2026-05-12 コメント投稿する ▼
訪問看護とオンライン診療の連携強化へ、報酬算定ルールが決定 - 20分未満314単位
こうした背景を踏まえ、厚生労働省は、介護保険における訪問看護サービスの一環として、オンライン診療の補助を行った場合の報酬算定に関するルールを具体的に定めました。 訪問看護ステーションは、オンライン診療補助という新たなサービスメニューを設けることで、これまで以上に多様なニーズに応えられるようになります。
厚労省が報酬算定ルールを具体化
こうした背景を踏まえ、厚生労働省は、介護保険における訪問看護サービスの一環として、オンライン診療の補助を行った場合の報酬算定に関するルールを具体的に定めました。この度明らかになったルールによりますと、訪問看護師がオンライン診療の補助業務を行った場合、「20分未満の訪問で314単位」が所定の報酬として算定されることになります。これは、訪問看護ステーションにとって、オンライン診療補助という新たなサービス提供に対する収益化の道筋が示されたことを意味します。単位制度は、介護サービスや医療サービスの対価を数量化したもので、この単位数に基づいて具体的な報酬額が決定されます。314単位という数値は、この業務に対する一定の評価がなされたものと言えるでしょう。
期待される在宅医療推進への効果
この報酬算定ルールの明確化は、在宅医療の推進にとって重要な一歩となることが期待されます。訪問看護ステーションは、オンライン診療補助という新たなサービスメニューを設けることで、これまで以上に多様なニーズに応えられるようになります。例えば、定期的な経過観察や、軽微な体調変化があった際の迅速な対応などが、訪問看護師のサポートによってスムーズに行えるようになるでしょう。

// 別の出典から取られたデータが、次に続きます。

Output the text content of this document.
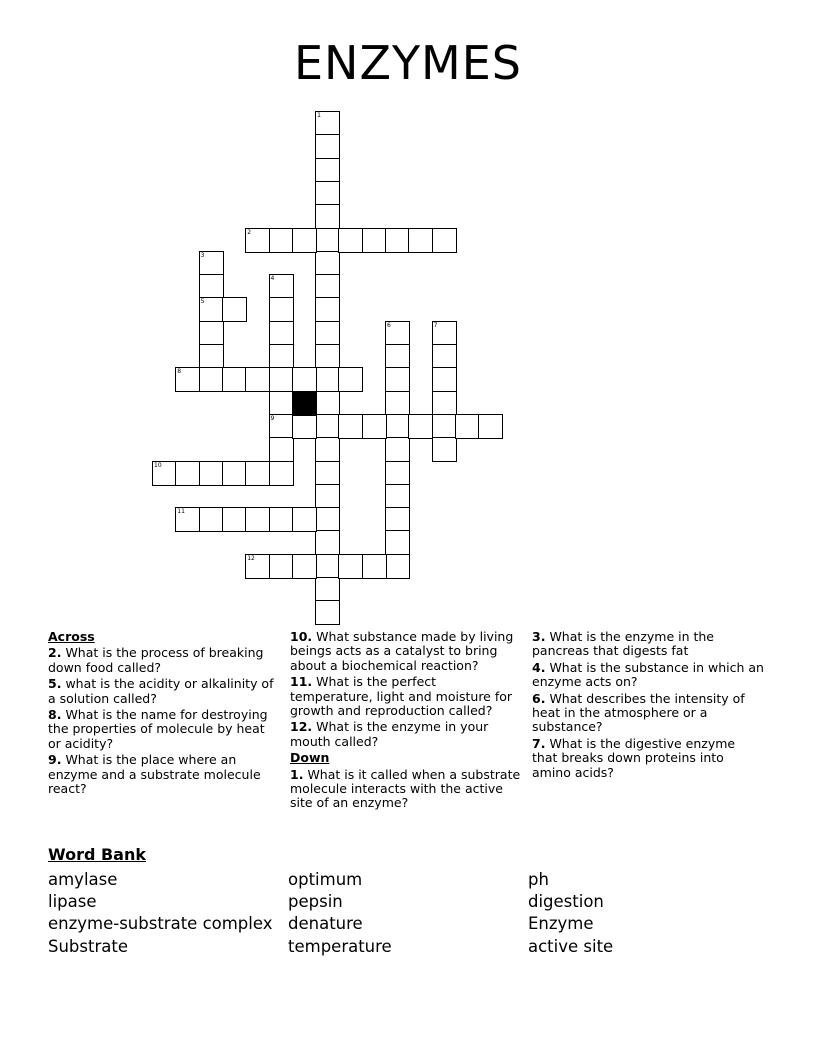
ENZYMES
1
2
3
5
4
9
6	7
8
10
11
12
Across
2. What is the process of breaking down food called?
5. what is the acidity or alkalinity of a solution called?
8. What is the name for destroying the properties of molecule by heat or acidity?
9. What is the place where an enzyme and a substrate molecule react?
10. What substance made by living beings acts as a catalyst to bring about a biochemical reaction?
11. What is the perfect temperature, light and moisture for growth and reproduction called?
12. What is the enzyme in your mouth called?
Down
1. What is it called when a substrate molecule interacts with the active site of an enzyme?
3. What is the enzyme in the pancreas that digests fat
4. What is the substance in which an enzyme acts on?
6. What describes the intensity of heat in the atmosphere or a substance?
7. What is the digestive enzyme that breaks down proteins into amino acids?
Word Bank
amylase
lipase
enzyme-substrate complex
Substrate
optimum
pepsin
denature
temperature
ph
digestion
Enzyme
active site
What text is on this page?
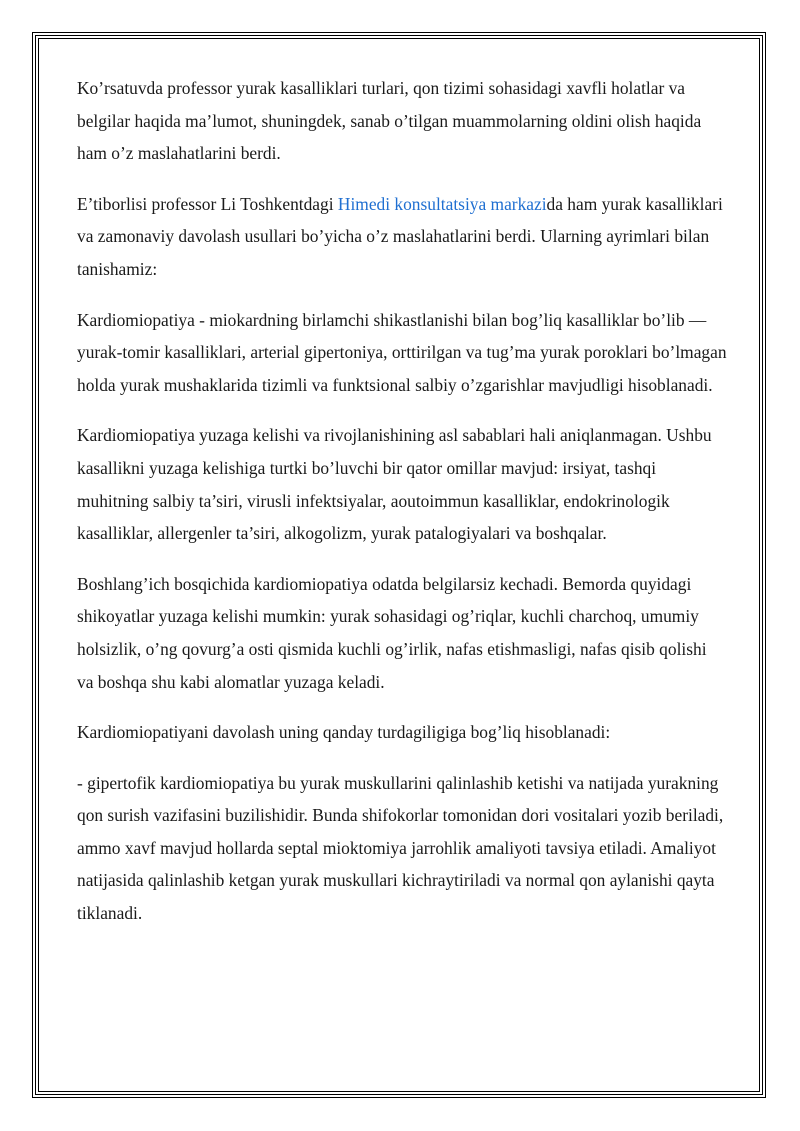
Ko’rsatuvda professor yurak kasalliklari turlari, qon tizimi sohasidagi xavfli holatlar va belgilar haqida ma’lumot, shuningdek, sanab o’tilgan muammolarning oldini olish haqida ham o’z maslahatlarini berdi.

E’tiborlisi professor Li Toshkentdagi Himedi konsultatsiya markazida ham yurak kasalliklari va zamonaviy davolash usullari bo’yicha o’z maslahatlarini berdi. Ularning ayrimlari bilan tanishamiz:

Kardiomiopatiya - miokardning birlamchi shikastlanishi bilan bog’liq kasalliklar bo’lib — yurak-tomir kasalliklari, arterial gipertoniya, orttirilgan va tug’ma yurak poroklari bo’lmagan holda yurak mushaklarida tizimli va funktsional salbiy o’zgarishlar mavjudligi hisoblanadi.

Kardiomiopatiya yuzaga kelishi va rivojlanishining asl sabablari hali aniqlanmagan. Ushbu kasallikni yuzaga kelishiga turtki bo’luvchi bir qator omillar mavjud: irsiyat, tashqi muhitning salbiy ta’siri, virusli infektsiyalar, aoutoimmun kasalliklar, endokrinologik kasalliklar, allergenler ta’siri, alkogolizm, yurak patalogiyalari va boshqalar.

Boshlang’ich bosqichida kardiomiopatiya odatda belgilarsiz kechadi. Bemorda quyidagi shikoyatlar yuzaga kelishi mumkin: yurak sohasidagi og’riqlar, kuchli charchoq, umumiy holsizlik, o’ng qovurg’a osti qismida kuchli og’irlik, nafas etishmasligi, nafas qisib qolishi va boshqa shu kabi alomatlar yuzaga keladi.

Kardiomiopatiyani davolash uning qanday turdagiligiga bog’liq hisoblanadi:

- gipertofik kardiomiopatiya bu yurak muskullarini qalinlashib ketishi va natijada yurakning qon surish vazifasini buzilishidir. Bunda shifokorlar tomonidan dori vositalari yozib beriladi, ammo xavf mavjud hollarda septal mioktomiya jarrohlik amaliyoti tavsiya etiladi. Amaliyot natijasida qalinlashib ketgan yurak muskullari kichraytiriladi va normal qon aylanishi qayta tiklanadi.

これにより、利用者は住み慣れた自宅で療養を続けやすくなり、医療機関へのアクセスが困難な地域や、外出が難しい方々にとっても、より質の高い医療へのアクセスが確保されることが見込まれます。厚生労働大臣である上野賢一郎氏も、医療DXの推進を通じて、国民皆保険制度を維持しながら、質の高い医療へのアクセスを確保することの重要性を度々強調しており、今回のルール策定もその一環と位置づけられます。
現場での活用と直面する課題
今回の報酬算定ルールの導入により、訪問看護ステーションでは、オンライン診療補助の提供体制を整備する動きが加速すると考えられます。具体的には、医師との連携方法の確立、看護師への研修実施、情報通信機器の操作に関するマニュアル作成などが進むでしょう。
しかし、その一方で、いくつかの課題も指摘されています。まず、情報通信機器の操作に不慣れな高齢者への対応です。訪問看護師が機器の操作をサポートする必要が生じる場面も想定されますが、その際の時間や負担をどのように評価するかが重要になります。
また、オンラインでのやり取りにおけるプライバシー保護や、情報セキュリティの確保も、これまで以上に慎重な対応が求められます。さらに、対面でのコミュニケーションでは得られる情報が、オンライン診療では限定される可能性も考慮し、訪問看護師が医師に正確な情報を伝えるための連携フローの構築が不可欠です。
今後の展望とテクノロジー活用
今回の報酬算定ルールの決定は、オンライン診療と訪問看護の連携を強化し、在宅医療の質を向上させるための基盤整備の一つと言えます。今後、このルールが実際にどのように運用され、現場でどのように活用されていくのか、その効果を注視していく必要があります。
医療DXの進展とともに、訪問看護の役割はますます多様化・専門化していくことが予想されます。今回のルールが、テクノロジーを活用した新しい形の医療・介護サービスの普及を後押しし、より多くの人々が安心して在宅療養を送れる社会の実現に繋がることを期待したいところです。
まとめ
- 厚生労働省は、介護保険における訪問看護でのオンライン診療補助の報酬算定ルールを決定した。
- 具体的な算定内容は「20分未満の訪問で314単位」である。
- このルール化により、訪問看護ステーションはオンライン診療補助の提供が収益化可能となり、在宅医療の推進が期待される。
- 一方で、高齢者への機器操作サポートやプライバシー保護、情報伝達フローの構築などの課題も存在する。